X. Attendance Policy: Regular class attendance is vital to academic success.
         The official Freshman English absence policy will be enforced. Except in truly extraordinary circumstances, missing more than 10% of scheduled classes (4 MWF) will result in a lowering of students' course grades. To avoid this penalty, students must offer plausible excuses, preferably written authorized, whenever they miss classes. Missing more than 25% of scheduled class sessions (10 classes) will result in automatic failure of the course.
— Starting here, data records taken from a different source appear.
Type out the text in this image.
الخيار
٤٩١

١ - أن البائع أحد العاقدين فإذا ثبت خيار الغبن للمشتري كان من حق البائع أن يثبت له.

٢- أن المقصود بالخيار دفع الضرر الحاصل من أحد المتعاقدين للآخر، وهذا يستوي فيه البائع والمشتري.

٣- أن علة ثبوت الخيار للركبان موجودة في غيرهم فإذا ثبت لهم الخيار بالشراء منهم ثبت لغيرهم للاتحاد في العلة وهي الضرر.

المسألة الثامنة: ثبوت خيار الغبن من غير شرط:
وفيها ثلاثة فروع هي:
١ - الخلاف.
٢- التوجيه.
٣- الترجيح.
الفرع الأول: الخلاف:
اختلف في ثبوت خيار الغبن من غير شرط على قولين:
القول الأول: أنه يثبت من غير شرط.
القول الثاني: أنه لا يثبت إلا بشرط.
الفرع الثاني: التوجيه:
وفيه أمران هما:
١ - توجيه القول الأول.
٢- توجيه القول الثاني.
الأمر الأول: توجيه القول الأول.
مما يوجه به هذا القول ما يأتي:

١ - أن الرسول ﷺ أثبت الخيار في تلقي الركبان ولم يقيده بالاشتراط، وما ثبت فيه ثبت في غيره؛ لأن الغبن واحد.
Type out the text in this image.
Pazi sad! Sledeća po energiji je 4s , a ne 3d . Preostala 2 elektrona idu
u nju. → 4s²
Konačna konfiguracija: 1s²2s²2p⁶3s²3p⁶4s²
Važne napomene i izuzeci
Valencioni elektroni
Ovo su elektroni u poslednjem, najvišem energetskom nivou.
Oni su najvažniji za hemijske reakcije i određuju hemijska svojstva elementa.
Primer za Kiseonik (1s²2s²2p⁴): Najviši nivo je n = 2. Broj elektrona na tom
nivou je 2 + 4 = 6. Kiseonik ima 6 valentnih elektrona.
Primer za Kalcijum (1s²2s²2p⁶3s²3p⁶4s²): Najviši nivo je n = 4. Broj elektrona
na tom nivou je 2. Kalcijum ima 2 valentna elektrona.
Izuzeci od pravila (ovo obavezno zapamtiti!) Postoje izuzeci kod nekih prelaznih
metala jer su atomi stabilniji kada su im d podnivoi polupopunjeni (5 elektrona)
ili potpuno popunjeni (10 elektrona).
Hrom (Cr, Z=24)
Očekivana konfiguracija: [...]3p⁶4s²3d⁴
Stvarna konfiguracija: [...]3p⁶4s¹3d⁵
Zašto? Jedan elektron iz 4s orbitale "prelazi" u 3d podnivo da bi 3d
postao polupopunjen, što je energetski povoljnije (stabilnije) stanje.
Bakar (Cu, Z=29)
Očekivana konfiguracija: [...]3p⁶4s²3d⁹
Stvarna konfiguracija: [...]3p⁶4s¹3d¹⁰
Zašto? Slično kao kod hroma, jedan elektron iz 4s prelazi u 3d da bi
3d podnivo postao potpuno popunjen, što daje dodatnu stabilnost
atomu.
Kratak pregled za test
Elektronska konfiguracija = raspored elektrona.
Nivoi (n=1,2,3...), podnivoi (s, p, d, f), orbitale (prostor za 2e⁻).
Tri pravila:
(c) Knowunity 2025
It this last requirement causes problems for students, especially those with legitimate excuses, they must take up the matter with the Director of Composition, who, along with the Freshman English Committee, is responsible for this requirement.

XI. Academic Honesty Policy: Students will be responsible for following the College of Humanistic Studies policy on academic integrity.
         "Cheating, plagiarism (submitting another person's material as one's own or doing work for another person which will receive academic credit) are all impermissible. This includes the use of unauthorized copying of examinations, assignments, reports or term papers, or the presentation of acknowledged material as if it were the student's own work. Disciplinary action may be taken beyond the academic discipline administered by the faculty member who teaches the course in which the cheating took place." Students are also responsible for the more detailed policy statement posted on the classroom bulletin boards.

XII.Texts and References:
Behrens, Laurence, and Leonard J. Rosen. Writing and Reading across the Curriculum. 7th ed.
Raimes, Ann. Keys for Writers. 2d ed.